Enel kicked off second-quarter sterling bond sales in the high-grade corporate market on Monday after a sluggish start to the year in the currency, with quarterly sales posting the lowest volume since 2019.

The Italian utility (Baa1/BBB+/BBB+) raised £750m from a seven-year sustainability-linked bond that gained demand of more than £1.9bn at guidance after leaving around 10bp concessions on the table.

"We saw Enel's IPTs starting 30bp back of fair value," said a syndicate banker before the deal was launched. "It's a repeat borrower in SLB and doesn't issue that often in sterling, so will go okay."
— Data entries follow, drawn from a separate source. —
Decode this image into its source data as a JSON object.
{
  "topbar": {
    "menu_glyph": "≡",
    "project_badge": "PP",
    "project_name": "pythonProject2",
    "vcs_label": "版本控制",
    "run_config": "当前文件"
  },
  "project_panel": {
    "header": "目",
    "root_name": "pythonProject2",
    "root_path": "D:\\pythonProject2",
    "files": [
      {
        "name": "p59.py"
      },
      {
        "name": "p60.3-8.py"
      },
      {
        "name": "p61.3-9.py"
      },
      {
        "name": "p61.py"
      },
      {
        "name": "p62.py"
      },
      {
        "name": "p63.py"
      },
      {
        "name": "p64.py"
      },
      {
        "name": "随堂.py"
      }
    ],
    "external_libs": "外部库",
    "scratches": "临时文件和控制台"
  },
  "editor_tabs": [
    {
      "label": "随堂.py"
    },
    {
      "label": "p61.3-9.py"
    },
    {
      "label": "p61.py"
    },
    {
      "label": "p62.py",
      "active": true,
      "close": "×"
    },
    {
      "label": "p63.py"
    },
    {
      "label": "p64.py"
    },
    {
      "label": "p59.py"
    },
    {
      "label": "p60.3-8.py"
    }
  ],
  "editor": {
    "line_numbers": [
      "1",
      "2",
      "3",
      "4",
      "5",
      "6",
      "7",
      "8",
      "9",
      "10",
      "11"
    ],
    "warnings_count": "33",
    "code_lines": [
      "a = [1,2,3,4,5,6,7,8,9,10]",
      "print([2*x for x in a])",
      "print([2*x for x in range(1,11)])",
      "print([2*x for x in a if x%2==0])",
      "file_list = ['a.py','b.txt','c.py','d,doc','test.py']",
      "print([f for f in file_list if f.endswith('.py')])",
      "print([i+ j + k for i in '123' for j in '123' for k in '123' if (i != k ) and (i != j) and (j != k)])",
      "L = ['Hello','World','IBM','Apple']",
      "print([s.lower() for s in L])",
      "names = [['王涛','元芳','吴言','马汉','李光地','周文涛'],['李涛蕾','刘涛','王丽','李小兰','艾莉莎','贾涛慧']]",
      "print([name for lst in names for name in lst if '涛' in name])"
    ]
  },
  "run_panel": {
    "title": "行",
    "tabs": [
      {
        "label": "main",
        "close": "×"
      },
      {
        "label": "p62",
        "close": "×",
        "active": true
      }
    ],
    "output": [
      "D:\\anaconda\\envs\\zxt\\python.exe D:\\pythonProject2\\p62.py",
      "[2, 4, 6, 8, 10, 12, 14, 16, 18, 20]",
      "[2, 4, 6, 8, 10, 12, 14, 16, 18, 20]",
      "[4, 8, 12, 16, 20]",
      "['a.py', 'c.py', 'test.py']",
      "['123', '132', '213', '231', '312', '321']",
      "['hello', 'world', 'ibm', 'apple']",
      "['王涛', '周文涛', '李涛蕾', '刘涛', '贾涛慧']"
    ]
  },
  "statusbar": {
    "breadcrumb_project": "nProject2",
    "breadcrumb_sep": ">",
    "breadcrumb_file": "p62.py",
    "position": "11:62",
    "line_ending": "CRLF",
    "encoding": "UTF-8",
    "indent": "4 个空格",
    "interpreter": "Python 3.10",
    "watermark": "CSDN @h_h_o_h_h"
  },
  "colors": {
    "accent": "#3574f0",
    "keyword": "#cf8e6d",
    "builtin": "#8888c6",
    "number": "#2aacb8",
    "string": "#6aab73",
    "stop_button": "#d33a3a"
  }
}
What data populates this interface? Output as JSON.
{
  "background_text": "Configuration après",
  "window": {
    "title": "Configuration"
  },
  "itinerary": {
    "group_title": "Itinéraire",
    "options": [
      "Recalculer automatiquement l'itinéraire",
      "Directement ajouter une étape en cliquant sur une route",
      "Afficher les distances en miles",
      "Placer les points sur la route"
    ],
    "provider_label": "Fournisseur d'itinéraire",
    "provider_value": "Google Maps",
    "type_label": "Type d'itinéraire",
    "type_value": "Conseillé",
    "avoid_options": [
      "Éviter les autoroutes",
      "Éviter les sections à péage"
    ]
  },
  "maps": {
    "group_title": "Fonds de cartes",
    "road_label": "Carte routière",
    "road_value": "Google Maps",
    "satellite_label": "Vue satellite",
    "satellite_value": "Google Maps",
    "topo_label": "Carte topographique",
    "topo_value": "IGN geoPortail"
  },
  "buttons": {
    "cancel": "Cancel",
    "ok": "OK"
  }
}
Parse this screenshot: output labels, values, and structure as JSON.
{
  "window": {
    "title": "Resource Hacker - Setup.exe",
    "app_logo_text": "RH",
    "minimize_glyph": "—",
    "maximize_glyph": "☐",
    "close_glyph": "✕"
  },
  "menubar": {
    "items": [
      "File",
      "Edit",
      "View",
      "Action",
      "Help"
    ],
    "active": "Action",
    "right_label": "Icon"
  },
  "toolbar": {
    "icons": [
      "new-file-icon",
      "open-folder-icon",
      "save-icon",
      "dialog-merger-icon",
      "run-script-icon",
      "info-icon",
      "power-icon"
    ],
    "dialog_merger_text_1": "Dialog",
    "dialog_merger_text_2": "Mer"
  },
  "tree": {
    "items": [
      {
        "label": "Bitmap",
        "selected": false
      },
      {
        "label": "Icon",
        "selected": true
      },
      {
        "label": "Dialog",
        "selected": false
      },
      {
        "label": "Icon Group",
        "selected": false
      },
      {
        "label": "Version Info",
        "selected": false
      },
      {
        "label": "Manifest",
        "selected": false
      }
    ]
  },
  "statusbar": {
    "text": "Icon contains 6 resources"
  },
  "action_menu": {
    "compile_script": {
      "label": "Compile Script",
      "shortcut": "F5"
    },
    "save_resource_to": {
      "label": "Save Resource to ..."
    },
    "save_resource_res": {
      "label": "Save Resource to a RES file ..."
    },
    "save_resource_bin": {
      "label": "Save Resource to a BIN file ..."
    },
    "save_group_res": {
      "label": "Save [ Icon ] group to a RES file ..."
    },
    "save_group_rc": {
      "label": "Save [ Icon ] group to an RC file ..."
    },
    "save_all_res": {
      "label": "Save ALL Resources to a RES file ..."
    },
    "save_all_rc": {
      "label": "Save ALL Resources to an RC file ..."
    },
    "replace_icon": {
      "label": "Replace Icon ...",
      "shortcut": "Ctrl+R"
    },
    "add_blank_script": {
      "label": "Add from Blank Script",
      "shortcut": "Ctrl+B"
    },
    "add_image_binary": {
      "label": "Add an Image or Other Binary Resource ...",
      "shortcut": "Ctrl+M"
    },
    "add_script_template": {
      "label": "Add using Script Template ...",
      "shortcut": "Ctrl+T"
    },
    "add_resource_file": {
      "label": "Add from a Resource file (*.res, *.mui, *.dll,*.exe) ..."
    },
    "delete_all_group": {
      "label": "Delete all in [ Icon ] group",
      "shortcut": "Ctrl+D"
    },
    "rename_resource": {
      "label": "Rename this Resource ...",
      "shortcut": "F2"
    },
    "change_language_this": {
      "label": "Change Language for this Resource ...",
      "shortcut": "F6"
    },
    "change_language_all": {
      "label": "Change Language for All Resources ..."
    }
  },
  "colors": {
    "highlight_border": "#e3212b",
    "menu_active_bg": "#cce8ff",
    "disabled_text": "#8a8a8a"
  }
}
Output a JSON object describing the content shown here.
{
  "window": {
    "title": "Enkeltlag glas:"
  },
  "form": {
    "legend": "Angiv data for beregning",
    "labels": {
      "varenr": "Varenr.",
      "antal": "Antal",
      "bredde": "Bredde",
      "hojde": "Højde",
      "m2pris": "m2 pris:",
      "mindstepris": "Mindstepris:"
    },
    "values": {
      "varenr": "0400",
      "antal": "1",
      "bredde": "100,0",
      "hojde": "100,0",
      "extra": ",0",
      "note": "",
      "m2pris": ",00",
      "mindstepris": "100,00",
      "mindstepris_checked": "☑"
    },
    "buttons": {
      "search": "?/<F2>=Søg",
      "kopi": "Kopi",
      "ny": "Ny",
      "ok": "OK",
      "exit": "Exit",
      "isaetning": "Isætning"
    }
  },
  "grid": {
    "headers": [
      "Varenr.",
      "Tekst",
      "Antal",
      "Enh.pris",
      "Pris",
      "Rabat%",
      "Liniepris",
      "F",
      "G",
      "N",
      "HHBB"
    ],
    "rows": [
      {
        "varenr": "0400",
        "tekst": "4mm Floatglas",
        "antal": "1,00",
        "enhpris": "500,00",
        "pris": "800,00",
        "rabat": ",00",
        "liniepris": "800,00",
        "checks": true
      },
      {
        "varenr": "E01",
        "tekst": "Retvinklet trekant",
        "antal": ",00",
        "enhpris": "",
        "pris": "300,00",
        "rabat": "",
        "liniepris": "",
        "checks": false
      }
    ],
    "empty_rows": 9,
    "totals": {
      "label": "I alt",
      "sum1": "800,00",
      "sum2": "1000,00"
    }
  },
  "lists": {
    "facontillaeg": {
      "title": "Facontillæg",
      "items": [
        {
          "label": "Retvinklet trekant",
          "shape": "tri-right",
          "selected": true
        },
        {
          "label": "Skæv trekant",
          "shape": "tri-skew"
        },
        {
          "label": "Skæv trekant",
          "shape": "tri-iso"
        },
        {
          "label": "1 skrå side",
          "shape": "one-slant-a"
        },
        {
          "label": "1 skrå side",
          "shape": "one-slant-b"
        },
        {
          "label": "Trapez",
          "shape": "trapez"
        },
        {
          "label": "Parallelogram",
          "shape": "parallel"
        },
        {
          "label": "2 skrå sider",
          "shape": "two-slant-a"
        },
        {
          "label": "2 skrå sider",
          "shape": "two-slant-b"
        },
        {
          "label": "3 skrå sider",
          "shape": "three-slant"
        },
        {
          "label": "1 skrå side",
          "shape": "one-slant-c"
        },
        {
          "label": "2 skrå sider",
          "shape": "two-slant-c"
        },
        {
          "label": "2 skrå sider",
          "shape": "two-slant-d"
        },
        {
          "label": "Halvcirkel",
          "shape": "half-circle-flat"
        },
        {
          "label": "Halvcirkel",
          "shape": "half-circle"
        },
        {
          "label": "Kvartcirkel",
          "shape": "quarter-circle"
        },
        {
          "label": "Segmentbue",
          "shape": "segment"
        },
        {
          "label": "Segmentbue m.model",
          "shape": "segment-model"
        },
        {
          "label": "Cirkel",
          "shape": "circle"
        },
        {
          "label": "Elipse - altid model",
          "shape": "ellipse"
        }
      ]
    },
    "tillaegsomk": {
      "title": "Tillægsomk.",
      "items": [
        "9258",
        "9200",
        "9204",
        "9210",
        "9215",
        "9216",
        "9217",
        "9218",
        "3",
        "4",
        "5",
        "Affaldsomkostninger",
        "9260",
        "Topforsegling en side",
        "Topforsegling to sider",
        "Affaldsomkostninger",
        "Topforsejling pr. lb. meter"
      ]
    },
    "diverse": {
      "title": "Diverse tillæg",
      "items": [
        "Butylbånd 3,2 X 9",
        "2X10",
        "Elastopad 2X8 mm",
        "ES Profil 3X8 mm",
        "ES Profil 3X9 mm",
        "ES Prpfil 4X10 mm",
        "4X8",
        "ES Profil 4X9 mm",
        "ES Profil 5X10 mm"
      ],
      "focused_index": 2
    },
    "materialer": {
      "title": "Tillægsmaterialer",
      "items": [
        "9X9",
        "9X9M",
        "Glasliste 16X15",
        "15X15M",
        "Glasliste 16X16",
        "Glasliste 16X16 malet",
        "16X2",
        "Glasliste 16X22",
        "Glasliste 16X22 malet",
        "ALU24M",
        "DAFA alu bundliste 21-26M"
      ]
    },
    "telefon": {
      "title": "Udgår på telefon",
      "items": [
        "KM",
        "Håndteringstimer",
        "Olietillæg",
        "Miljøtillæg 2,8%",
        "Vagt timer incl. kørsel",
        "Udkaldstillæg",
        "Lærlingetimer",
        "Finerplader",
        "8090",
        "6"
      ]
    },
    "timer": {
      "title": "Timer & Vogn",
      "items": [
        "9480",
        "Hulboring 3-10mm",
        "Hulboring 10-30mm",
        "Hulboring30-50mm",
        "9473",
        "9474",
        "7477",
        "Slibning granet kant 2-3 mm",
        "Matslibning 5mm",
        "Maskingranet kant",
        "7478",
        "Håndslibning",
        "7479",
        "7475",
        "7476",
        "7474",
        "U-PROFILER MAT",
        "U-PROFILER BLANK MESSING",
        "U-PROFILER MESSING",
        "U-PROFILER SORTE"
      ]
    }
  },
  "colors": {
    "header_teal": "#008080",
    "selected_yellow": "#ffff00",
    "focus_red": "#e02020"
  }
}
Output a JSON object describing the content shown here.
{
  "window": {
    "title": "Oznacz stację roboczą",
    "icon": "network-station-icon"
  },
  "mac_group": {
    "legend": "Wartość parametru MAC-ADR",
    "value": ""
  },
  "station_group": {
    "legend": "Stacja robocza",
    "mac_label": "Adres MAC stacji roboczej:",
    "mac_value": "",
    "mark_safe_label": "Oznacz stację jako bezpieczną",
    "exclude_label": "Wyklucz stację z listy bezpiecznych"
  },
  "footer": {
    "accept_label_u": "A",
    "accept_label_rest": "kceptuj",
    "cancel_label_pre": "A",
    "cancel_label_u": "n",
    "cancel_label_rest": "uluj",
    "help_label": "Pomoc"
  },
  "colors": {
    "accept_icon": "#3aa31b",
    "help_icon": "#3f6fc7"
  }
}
The bonds landed at mid-Gilts plus 140bp, inside initial price thoughts of plus 160bp area, via BNP Paribas, Credit Agricole, Goldman Sachs, HSBC, JP Morgan, Santander, Societe Generale, SMBC Nikko and UniCredit.

Comparables included the company's existing SLB due October 2027 and a conventional portion due June 2037 that were bid at 112bp and 150bp, respectively.

The non-UK issuer previously tapped the sterling bond market with a debut SLB transaction for the currency in October 2020. It raised €2.75bn from a three-part sustainability-linked bond offering on January 10.

The trade offers sterling investors a quality euro utility name, wrote CreditSights analysts, who saw fair value at around 120bp–125bp and looked to receive concessions of 10bp–15bp. The analysts expect Enel to be active in the UK wind market given the EU push into renewables and with the country expected to announce increased targets for both offshore and onshore wind. The company does not yet have a significant business in the UK, however.

There is a 25bp coupon step-up linked to the company's greenhouse gas emissions target.

ig corp sterling sales

Source: IFR

Enel's offering comes as investment-grade corporate bond sales in sterling dropped 22% in the first quarter this year from the same period last year to £6.51bn, according to IFR data. That figure is the lowest since the first quarter of 2019, when sterling bond sales came in at £8.28bn, but still higher than £4.76bn during the same quarter in 2018.

For some investors, the sterling market has not been cheap enough compared to euros to reap a profit from the price difference.

"If sterling bonds are cheaper, we can sell euros and buy sterling, but the dislocation was not big enough," said a portfolio manager. "Also, sterling is not liquid, so selling the bonds in sterling after they have performed is not easy, so we need a meaningfully higher spread to do that trade."

The iBoxx sterling non-financials senior index tightened to asset swaps plus 164bp on Friday, well inside the peak of around 179bp touched in early March but also well back from the 124bp level at the start of the year. This compares with the 83bp spread seen on Friday for euro non-financial seniors and 55bp at the start of the year.